After Angela reached her personal “freezing point,” we headed back onto the route towards the castle of Haute Konigsbourg. This place was impressive. The site dates back to the 12th century, although the current fortress is much newer. The self-guided tour led through all the usual rooms in a castle; the armory, the great hall, the king’s chambers, etc.


The drives through the mountains were amazing, and when we finally emerged from the forest and onto the eastern slope of the mountain range, it was a sea of vineyards; like Napa Valley, but much bigger. We stopped at the first vineyard we found that offered “Degustation et Vente,” “Domaine Ferdinand Engel,” and had our first tasting of the day. We tried a Pinot Grigio, a Gewurtztraminer, and a Pinot Noir. Not “feeling” any of them, we headed on down the road to the small Medieval town of Ribeauville.


Ribeauville was exactly what we were hoping to find; small, intimate, charming.

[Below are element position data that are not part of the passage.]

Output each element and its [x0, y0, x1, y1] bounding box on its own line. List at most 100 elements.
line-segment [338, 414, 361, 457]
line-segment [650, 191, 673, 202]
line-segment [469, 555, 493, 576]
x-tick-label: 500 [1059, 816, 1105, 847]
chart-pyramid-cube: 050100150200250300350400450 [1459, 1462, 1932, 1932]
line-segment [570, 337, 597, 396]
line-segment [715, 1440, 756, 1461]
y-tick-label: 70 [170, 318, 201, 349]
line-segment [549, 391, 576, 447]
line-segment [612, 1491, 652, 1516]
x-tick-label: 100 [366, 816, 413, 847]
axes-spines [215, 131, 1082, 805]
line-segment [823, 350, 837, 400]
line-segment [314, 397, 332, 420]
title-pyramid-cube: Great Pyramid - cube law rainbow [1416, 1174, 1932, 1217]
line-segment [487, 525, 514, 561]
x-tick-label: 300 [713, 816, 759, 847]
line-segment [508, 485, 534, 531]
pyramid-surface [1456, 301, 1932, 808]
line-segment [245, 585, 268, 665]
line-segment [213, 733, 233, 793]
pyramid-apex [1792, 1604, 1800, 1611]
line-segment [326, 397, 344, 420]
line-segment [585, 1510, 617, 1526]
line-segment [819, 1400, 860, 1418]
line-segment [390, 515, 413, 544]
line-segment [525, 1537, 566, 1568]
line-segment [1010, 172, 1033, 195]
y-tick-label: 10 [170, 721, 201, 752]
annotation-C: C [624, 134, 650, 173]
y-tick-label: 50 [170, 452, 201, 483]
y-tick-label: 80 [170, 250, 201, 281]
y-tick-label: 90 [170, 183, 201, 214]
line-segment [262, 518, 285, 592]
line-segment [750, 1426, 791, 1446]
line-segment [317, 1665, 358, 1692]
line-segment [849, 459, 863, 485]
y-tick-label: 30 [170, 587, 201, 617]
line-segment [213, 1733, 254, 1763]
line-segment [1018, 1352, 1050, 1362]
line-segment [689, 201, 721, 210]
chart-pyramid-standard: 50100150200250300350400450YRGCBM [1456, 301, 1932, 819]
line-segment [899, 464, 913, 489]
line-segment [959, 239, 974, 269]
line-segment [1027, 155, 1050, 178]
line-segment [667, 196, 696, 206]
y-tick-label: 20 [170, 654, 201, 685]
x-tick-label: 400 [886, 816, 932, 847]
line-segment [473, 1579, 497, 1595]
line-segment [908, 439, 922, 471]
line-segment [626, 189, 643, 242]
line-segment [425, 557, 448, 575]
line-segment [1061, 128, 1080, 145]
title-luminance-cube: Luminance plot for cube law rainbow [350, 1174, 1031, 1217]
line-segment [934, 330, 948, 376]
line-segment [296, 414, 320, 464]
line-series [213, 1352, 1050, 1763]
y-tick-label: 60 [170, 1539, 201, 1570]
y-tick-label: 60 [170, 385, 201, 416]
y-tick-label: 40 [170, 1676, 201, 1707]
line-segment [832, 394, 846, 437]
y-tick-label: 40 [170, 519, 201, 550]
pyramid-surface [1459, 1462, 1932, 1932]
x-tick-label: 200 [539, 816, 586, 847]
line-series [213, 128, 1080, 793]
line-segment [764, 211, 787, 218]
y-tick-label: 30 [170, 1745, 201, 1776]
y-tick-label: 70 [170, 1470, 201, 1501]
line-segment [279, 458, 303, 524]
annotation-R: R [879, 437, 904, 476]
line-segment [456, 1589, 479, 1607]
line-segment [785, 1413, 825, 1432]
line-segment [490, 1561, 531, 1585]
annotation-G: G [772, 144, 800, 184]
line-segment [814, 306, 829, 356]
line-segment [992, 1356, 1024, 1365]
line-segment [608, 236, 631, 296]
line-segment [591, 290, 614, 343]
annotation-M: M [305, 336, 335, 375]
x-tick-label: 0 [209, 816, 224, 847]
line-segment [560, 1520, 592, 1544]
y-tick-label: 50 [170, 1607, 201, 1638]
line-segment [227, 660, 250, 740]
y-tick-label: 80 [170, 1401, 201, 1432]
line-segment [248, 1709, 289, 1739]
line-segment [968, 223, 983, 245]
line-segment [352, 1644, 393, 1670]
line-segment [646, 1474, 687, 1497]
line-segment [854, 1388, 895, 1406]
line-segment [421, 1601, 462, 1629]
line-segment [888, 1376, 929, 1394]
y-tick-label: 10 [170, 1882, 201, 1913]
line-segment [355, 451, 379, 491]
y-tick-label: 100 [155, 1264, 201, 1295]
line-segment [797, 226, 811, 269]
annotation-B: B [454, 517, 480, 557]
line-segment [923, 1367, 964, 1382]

Its only negative was that the city center was not pedestrian-only; so we had to constantly dodge cars coming up and down the “Grand Rue.” The town was filled with small bakeries, butcher shops, pastry shops. After about two hours or so of exploring, we headed down the road to the other “postcard” town in the area, Riquewihr.

Riquewihr is larger than Ribeauville, but no less charming. The oldest part of town is walled, and generally pedestrian-only, so that alone tipped the scales in favor of it over Ribeauville. The various area vintners had a much larger presence here than in Ribeauville, too. I am not generally a white wine person, but the Pinot Blanc that we tried was very tasty; dry but fresh. We wound up buying two bottles of white: one Pinot Blanc, and one Gewurtztraminer, from one of the local vineyards.


Since tomorrow is a “getaway day” for us, we headed back to the hotel via the highway. We had a lovely dinner in the hotel restaurant and I’m writing this and dumping our photos from full memory cards.


Tomorrow, we leave France and head into the Eifel region. I think we will go through Trier, the oldest city in Germany and home to the oldest church in Europe, on the way to our next hotel in the small town of Auderath.